In the 2013 general elections, Sharif had won by a landslide, taking 190 out of 342 seats. Khan's PTI got 34 seats, the third largest bloc in the legislature. But he claimed his party should have had many more seats.
Meanwhile, thousands of supporters of Pakistan Awami Tehreek (PAT) camping in an adjacent street was addressed by the Canada-based cleric, who demanded the arrest of Sharif and Punjab Chief Minister Shahbaz Sharif over the killing of 14 of his supporters in a clash with police in Lahore on June 17.
"I will not leave until Nawaz, Shahbaz are arrested," Qadri said.

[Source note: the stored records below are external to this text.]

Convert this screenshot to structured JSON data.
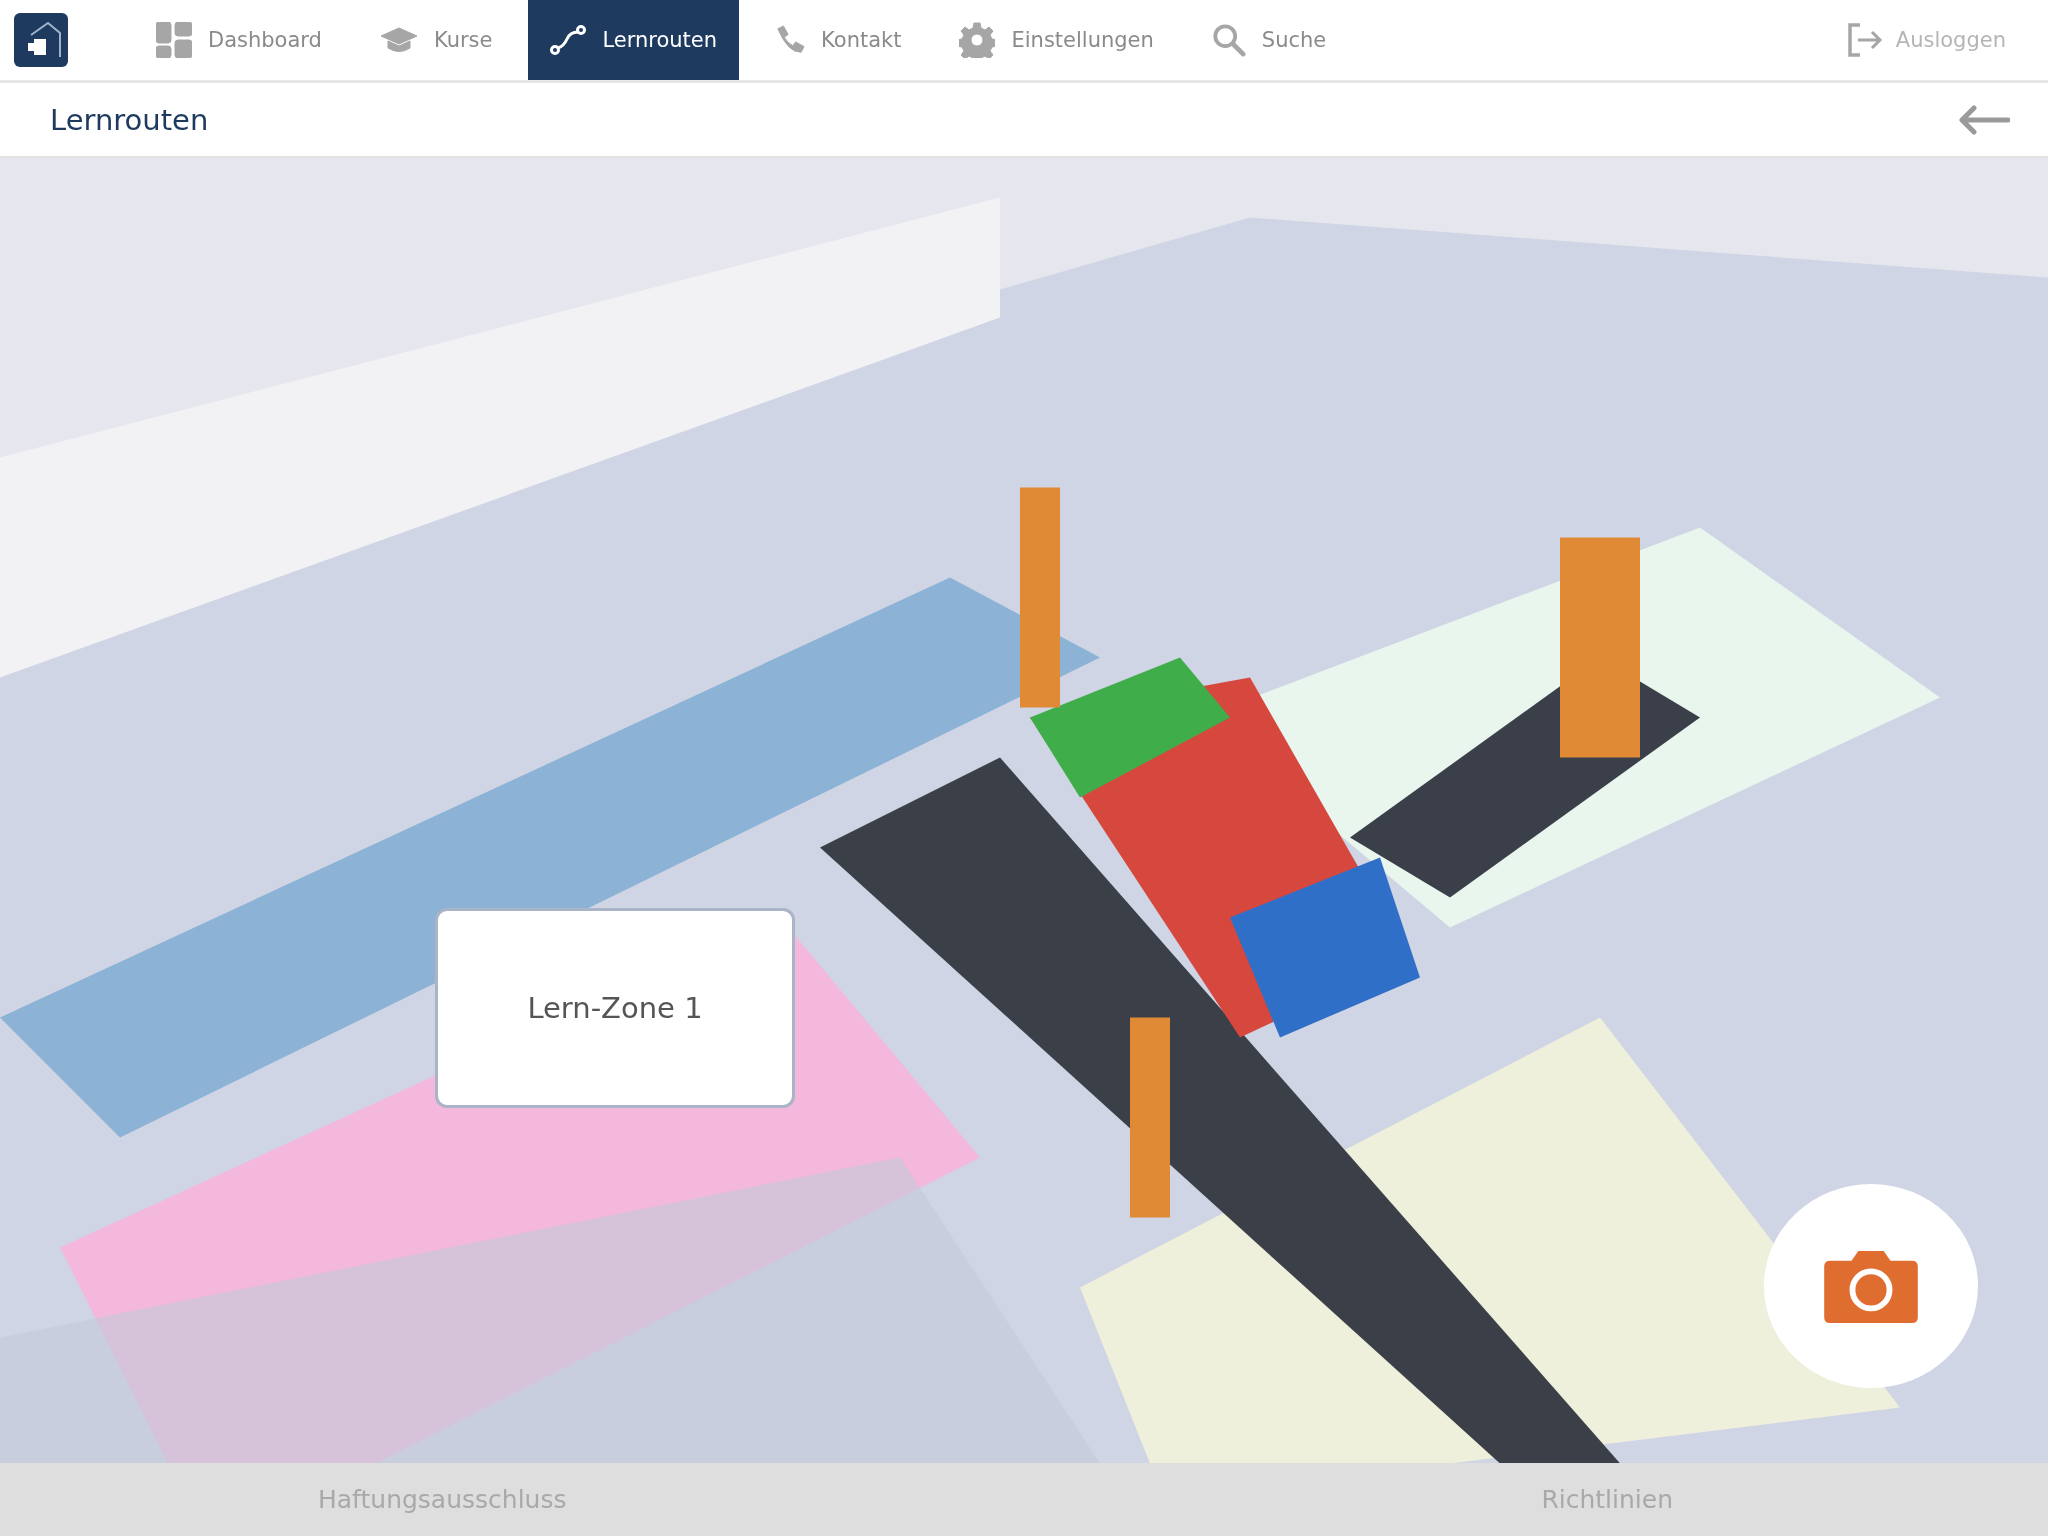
{
  "nav": {
    "items": [
      {
        "label": "Dashboard",
        "kind": "dashboard",
        "selected": false
      },
      {
        "label": "Kurse",
        "kind": "courses",
        "selected": false
      },
      {
        "label": "Lernrouten",
        "kind": "route",
        "selected": true
      },
      {
        "label": "Kontakt",
        "kind": "contact",
        "selected": false
      },
      {
        "label": "Einstellungen",
        "kind": "settings",
        "selected": false
      },
      {
        "label": "Suche",
        "kind": "search",
        "selected": false
      }
    ],
    "logout": "Ausloggen"
  },
  "page": {
    "title": "Lernrouten"
  },
  "map": {
    "kind": "picture",
    "zone_label": "Lern-Zone 1"
  },
  "footer": {
    "links": [
      "Haftungsausschluss",
      "Richtlinien"
    ]
  }
}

"Nawaz, (his younger brother) Shahbaz should resign and murder cases should registered against them for killing of our 14 workers in Lahore on June 17," Qadri said.
He said a case is being registered against Sharif and Shahbaz over the Model Town incident.
"Now it is up to police to either follow the due process and register an FIR or suffer the consequences," Qadri said.
In his seven-point charter of demands, the cleric also called for the dissolution of the national and provincial assemblies.
He also demanded formation of a national government which works on the project of thorough democratic reforms in the country.
Qadri also offered a 10-point social programme of free education, health, jobs, housing etc after the formation of national government. His followers committed themselves to not leave the venue till his revolution.
Earlier, ahead of arriving in Islamabad, Qadri promised that his 'Revolution March' will be peaceful.
Riot police have cordoned off two streets in downtown Islamabad with shipping containers and barbed wire for the protests.
The political instability comes at a time when Pakistan is waging a war against militants -- particularly in the restive tribal regions along its border with Afghanistan.
Pakistan Supreme Court had yesterday issued an order against any unconstitutional step to remove the civilian government as protests threatened to remove government which sparked fears of a possible military intervention in the coup-prone country.
The Army which has already been handed over the security of capital for three months, has a history of capturing power from democratically elected governments.
In its 67-year history, Pakistan has witnessed three coups, including one against Sharif in 1999 by the then army chief General Parvez Musharraf.
The Government expects the marchers disperse peacefully as backdoor efforts are already going on to meet some of the demands of Khan and Qadri.
Yesterday, as the march led by Khan passed through the city of Gujranwala, clashes erupted between his convoy and supporters of Sharif's Pakistan Muslim League-N after shots were fired at Khan's vehicle.
Sharif, on last Tuesday, had announced appointment of a panel of three judges of the Supreme Court to probe the charges of fraud in the elections.
The government has deployed thousands of police and paramilitary soldiers to maintain law and order.